Exciting stuff, I know! But this is where the fun starts. Firstly, note two things:

The equilibrium constant is roughly the square of the hydronium concentration, divided by initial acid concentration.
The reaction of the weak acid can be said to have some active describer ∂ representing the percent of the acid dissociated at equilibrium.

Okay. So consider the following:

He: What will happen to ∂ if we dilute the solution?

Hastily, most will say ,

Well, that's obvious, clearly the percent dissociation must decrease!

Why?

If it's diluted, the solution is less concentrated with hydronium ions, so a lesser percentage of the acid dissociates.

In a haste, this makes sense - a sort-of 'duh' derivation. Unfortunately, it's a fallacy.

Li: Percent dissociation is inversely proportional to the concentration.

With some thought, we can understand why this is - first intuitively, then mathematically.
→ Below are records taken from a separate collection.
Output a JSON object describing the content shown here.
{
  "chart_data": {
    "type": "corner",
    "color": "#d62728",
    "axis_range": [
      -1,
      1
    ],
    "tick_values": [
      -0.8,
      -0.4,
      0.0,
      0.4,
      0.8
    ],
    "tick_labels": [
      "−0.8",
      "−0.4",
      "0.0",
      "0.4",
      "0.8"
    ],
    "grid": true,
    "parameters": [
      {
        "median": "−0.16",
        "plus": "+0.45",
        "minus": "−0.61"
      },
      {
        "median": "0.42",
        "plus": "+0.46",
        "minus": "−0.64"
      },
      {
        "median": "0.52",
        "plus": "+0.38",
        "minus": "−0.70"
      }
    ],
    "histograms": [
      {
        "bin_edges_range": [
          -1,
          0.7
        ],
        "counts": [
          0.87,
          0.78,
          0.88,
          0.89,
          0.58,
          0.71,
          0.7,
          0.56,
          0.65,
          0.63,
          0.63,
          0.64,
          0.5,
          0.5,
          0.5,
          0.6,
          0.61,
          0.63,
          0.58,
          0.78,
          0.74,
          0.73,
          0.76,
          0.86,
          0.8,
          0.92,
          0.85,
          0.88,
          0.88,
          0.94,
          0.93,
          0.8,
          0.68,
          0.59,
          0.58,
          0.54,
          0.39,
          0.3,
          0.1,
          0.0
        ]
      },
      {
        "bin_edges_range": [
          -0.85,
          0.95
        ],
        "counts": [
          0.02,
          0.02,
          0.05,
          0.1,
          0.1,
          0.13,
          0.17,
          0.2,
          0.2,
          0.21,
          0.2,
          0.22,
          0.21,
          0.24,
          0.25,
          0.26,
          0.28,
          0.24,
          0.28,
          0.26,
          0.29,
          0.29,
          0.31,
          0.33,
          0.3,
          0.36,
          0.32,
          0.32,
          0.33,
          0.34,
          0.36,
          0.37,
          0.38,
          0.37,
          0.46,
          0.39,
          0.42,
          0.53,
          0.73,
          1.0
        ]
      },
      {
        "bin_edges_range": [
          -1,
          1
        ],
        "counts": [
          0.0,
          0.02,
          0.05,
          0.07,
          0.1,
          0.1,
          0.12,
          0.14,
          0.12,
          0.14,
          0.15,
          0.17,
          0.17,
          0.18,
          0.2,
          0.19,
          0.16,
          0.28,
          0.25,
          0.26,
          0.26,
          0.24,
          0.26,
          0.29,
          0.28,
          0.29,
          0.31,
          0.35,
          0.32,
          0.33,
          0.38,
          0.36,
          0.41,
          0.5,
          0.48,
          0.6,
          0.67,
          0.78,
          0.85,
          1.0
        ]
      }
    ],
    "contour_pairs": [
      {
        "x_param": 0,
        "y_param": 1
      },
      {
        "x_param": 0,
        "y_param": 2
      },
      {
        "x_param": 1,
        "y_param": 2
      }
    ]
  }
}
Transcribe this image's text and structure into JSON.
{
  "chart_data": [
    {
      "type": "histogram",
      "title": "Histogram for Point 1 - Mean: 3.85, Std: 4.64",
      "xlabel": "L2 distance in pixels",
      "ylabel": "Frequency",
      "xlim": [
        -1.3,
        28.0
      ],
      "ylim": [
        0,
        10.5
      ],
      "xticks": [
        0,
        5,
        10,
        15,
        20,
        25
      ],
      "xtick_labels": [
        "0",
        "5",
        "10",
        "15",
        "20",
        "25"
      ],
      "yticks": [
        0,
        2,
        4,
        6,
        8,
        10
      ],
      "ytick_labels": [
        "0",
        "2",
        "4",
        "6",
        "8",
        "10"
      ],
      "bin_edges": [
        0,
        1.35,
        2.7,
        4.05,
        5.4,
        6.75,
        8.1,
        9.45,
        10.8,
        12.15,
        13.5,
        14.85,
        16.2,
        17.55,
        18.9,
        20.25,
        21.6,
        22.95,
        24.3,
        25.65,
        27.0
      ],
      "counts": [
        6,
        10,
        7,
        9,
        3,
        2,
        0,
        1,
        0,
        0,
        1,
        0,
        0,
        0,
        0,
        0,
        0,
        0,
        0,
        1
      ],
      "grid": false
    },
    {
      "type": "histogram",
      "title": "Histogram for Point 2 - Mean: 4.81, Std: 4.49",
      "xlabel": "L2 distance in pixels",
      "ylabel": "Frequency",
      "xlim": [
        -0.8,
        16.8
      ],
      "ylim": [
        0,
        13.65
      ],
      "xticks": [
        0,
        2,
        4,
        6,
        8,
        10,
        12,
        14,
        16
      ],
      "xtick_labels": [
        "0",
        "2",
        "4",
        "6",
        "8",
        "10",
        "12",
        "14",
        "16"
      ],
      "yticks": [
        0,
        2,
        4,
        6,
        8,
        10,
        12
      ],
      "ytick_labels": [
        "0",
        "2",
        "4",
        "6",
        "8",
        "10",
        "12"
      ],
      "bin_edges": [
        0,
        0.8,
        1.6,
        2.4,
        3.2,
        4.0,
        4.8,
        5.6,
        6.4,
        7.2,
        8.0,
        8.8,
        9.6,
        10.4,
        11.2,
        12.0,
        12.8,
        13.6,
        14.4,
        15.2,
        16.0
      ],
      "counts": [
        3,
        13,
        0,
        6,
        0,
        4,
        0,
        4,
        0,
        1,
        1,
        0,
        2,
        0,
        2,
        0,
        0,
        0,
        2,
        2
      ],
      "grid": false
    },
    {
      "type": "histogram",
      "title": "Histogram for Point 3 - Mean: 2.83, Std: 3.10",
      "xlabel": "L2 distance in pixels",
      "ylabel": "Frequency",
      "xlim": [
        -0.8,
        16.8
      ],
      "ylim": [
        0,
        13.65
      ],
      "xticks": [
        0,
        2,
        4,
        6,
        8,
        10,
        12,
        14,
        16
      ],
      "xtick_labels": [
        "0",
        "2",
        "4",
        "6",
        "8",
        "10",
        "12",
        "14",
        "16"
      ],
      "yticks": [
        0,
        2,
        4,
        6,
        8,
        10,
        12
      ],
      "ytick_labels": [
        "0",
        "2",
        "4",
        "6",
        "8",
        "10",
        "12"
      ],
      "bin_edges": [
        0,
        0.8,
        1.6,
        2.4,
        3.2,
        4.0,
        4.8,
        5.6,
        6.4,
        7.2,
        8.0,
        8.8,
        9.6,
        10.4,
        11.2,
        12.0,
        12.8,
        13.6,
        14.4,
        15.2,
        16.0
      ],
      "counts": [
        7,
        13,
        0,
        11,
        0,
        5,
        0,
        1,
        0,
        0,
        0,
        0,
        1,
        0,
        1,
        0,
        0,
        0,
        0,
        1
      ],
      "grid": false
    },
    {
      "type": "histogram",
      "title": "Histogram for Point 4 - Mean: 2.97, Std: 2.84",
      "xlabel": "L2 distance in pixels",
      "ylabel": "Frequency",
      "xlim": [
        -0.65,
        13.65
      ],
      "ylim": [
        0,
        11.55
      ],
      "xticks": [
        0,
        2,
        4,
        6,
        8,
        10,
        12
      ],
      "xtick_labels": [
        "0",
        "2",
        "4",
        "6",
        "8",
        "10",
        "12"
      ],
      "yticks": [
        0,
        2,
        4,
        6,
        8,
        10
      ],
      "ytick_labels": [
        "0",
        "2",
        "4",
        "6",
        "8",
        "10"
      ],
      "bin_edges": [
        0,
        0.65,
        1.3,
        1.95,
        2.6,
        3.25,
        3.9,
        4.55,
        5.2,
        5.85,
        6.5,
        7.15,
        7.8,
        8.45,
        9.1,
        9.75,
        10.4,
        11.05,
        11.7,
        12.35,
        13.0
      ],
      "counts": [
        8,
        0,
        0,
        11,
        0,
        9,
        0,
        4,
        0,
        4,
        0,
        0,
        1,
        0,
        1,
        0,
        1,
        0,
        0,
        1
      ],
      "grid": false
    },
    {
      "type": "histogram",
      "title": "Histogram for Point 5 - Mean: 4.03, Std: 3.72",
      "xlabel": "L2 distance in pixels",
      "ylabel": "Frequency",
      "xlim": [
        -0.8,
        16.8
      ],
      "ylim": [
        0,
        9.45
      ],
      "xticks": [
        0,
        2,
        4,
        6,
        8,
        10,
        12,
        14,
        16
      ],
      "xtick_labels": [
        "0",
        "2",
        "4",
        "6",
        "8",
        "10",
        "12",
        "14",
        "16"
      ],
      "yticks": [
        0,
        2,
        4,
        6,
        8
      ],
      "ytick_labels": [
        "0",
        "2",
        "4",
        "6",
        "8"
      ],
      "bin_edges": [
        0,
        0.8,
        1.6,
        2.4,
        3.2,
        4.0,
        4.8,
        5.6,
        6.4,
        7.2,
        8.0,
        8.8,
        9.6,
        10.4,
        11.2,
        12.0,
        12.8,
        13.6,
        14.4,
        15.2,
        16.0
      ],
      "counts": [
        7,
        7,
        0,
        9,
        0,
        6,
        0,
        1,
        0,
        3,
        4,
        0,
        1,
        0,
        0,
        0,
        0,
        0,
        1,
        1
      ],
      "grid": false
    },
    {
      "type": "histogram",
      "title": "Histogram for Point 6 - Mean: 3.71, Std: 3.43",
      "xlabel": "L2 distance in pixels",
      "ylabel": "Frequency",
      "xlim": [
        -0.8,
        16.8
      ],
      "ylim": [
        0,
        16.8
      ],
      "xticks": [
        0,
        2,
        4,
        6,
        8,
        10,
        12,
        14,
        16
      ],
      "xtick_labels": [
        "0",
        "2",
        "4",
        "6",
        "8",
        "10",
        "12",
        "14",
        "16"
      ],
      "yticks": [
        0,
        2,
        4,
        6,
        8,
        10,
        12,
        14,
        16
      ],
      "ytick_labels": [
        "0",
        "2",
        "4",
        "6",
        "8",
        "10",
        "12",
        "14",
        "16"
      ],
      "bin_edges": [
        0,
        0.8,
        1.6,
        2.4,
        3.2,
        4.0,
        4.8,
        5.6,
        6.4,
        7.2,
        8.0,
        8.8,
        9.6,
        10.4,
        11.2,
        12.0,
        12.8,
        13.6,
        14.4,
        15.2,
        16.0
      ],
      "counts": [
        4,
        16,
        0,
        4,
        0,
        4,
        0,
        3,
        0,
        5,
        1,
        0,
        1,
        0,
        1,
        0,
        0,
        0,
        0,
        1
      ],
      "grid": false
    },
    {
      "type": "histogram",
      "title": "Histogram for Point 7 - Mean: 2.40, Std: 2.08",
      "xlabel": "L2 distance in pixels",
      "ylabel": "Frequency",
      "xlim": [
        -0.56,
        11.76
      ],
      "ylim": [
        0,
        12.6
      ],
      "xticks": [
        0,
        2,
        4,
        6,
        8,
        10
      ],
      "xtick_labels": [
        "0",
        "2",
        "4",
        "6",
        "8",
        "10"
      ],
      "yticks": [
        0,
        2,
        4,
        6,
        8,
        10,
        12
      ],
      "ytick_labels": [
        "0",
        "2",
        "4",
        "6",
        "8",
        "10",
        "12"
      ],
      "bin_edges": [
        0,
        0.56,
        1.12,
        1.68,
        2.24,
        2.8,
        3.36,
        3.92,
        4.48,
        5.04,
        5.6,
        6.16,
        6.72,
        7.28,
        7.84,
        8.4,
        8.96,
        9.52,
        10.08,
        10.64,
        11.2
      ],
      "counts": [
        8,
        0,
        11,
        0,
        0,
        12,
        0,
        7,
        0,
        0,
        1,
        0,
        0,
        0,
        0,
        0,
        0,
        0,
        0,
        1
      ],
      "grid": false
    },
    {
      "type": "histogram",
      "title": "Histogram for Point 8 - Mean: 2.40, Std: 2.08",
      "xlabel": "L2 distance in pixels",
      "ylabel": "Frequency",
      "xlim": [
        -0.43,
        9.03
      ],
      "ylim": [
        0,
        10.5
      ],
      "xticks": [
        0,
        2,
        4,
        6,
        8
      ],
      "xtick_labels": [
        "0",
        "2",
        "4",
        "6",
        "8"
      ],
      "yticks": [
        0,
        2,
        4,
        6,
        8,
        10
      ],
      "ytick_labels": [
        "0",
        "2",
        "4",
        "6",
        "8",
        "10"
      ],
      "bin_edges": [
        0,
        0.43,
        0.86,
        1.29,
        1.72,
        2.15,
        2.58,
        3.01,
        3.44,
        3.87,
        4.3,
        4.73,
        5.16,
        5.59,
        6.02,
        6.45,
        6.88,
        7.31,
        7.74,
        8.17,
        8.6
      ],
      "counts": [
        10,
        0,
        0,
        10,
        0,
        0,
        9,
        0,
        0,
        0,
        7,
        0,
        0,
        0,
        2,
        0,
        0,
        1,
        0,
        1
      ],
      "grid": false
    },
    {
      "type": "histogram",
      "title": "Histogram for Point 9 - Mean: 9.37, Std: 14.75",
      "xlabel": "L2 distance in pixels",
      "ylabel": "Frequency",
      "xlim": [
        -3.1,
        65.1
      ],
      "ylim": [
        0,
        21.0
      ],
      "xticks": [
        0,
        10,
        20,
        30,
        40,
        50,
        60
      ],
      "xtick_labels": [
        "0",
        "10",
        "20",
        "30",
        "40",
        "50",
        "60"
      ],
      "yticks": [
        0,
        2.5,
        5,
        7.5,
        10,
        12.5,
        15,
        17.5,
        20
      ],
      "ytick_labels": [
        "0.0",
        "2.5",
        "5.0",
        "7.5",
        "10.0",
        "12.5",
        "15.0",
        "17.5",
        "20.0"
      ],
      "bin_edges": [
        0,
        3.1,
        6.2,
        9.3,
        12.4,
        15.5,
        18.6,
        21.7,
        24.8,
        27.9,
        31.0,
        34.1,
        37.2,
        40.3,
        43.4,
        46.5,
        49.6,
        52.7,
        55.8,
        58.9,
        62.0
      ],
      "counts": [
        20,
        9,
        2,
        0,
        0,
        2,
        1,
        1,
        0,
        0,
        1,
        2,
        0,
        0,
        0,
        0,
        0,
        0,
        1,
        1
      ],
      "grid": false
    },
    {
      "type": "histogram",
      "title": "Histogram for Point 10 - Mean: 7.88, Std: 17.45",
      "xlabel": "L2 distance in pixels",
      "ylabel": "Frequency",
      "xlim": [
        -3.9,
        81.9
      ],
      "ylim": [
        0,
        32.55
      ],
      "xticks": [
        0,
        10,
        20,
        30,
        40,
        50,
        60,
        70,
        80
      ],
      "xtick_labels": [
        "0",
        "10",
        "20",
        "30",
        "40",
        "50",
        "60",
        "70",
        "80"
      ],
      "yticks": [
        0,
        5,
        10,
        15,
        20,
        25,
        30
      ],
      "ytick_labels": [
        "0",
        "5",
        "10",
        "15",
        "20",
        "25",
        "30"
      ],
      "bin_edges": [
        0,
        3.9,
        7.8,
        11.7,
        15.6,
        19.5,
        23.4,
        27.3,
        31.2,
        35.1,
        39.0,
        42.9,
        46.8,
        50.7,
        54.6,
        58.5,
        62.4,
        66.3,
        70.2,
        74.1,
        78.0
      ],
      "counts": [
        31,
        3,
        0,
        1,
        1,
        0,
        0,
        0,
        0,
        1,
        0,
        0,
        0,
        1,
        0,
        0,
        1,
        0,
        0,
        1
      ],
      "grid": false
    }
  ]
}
When we dilute an acid, we are essentially adding more area upon which the acid can react, thus leading to a higher rate of dissociation. To prove this:

Let's say we dilute our solution by a factor of ten. The reaction quotient $Q$ ⊕The reaction quotient describes the direction a reaction will proceed to establish equilibrium. can then be described as

$Q = \frac{\frac{[\mathrm H^+]}{10}\frac{[\mathrm A^-]}{10}}{\frac{[\mathrm H\mathrm A]}{10}} \approx \frac{\frac{[\mathrm H^+]}{10}\frac{[\mathrm H^+]}{10}}{\frac{[\mathrm H\mathrm A]_0}{10}} = \frac{1}{10}\frac{[\mathrm H^+]^2}{[\mathrm H\mathrm A]_0} = \frac{1}{10}K_a$

$Q \approx \frac{1}{10}K_a$

Because the reaction quotient is an order of magnitude less than the equilibrium constant, the reaction will shift to the right ⊕The acid will dissociate further, increasing the numerator of the reaction quotient. in order to reach equilibrium.

QED - diluting a weak acid shifts the concentration of a reaction's products to the left, leading the acid to dissociate more in order to reestablish equilibrium, thus increasing the percent dissociation.

Phew!